At Yahoo, if you’ve ever seen the words “Also Try” at the top or bottom of a set of search results, along with a list of selected queries, then you may have seen part of Yahoo’s internal relevance and variety checking process in action.
Determining Relevance and Variety
The process that provides those “also try” results also may be a way for the search engine to check up on how well they are doing – how relevant their results are, and how much variety they provide.
This relevance and variety process goes roughly (very roughly) like this:
Looking for Related Terms in Query Logs
Someone searches at Yahoo, and search results are returned. Each time someone searches like that, an entry is made in a query log.
Query logs at the search engine are looked at to find a number of the top related terms for a query. The actual amount of “top related queries” might be different for each query.
These “related terms” are queries that might have included the word or words from the original query within them, and may be considered as units – distinct phrases, terms or concepts recognized by the search engine. In my “Also try” image example above, we see “jaguar cars,” “jaguar xf,” “jaguar animal pictures,” and “jaguar parts.”
Those are terms that are “related” to the query “jaguar” under this process. The related terms in log files might only be looked at for a specific period of time, like the last week or two.
If you were to then take that “top” set of queries that contained the primary query term (jaguar) and see how many times each of the related query terms appeared relative to each other, you could get a “relative frequency.”
Example of relative frequency (roughly, out of 60 appearances of related terms):
jaguar cars – 30 times (50 percent)
jaguar xf – 15 times (25 percent)
jaguar animal pictures – 10 times (17 percent)

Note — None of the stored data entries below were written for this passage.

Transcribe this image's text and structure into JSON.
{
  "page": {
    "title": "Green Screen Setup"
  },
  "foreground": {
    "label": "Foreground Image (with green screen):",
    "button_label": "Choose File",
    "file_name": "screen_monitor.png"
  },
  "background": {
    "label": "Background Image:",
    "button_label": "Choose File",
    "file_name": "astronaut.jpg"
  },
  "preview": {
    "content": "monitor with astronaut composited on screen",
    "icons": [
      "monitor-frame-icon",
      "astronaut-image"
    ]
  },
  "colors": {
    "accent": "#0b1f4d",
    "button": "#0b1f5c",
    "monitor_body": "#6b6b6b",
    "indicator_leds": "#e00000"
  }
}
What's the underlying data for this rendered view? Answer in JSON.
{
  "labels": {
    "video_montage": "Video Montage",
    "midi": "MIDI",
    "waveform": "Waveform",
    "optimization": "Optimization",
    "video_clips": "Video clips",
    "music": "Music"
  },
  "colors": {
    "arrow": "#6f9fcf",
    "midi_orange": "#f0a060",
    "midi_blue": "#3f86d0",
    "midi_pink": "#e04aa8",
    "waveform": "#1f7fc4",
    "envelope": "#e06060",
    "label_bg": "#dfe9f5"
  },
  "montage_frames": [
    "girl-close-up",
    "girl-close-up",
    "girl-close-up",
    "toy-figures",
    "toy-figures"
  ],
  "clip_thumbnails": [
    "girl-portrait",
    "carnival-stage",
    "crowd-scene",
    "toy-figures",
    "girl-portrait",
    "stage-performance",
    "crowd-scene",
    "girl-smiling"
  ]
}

jaguar parts – 5 times (8 percent)
Yahoo might also look to see how often the top related terms were used during query sessions from individuals, to redefine their queries. For example, how often does someone searching for “jaguar” then go on to search for “jaguar cars” or “jaguar animal pictures”?
Related Terms in Search Results
If you search for “jaguar,” and were to look at the number of results for each of the top related terms in a top certain number of search results (let’s say the top 100), and then see which percentage of that number existed for each of the related terms, you would have the “relative frequency in relation to all terms in the set of terms” for each of the related terms.
Looking at the top 100 results (to keep the math simple), we might see how often the word “jaguar” and the other term or terms appeared on the same pages in those results. Let’s just quess at some numbers to show how this works:
jaguar cars – 39 times (39 percent)
jaguar xf – 24 times (24 percent)
jaguar animal pictures – 15 times (15 percent)
jaguar parts – 22 times (22 percent)
Under the patent application, this part of the process might look at the actual content found upon the pages pointed to in the search results, or it might limit itself to only counting results where those words appear in the page title and abstract for the each search result.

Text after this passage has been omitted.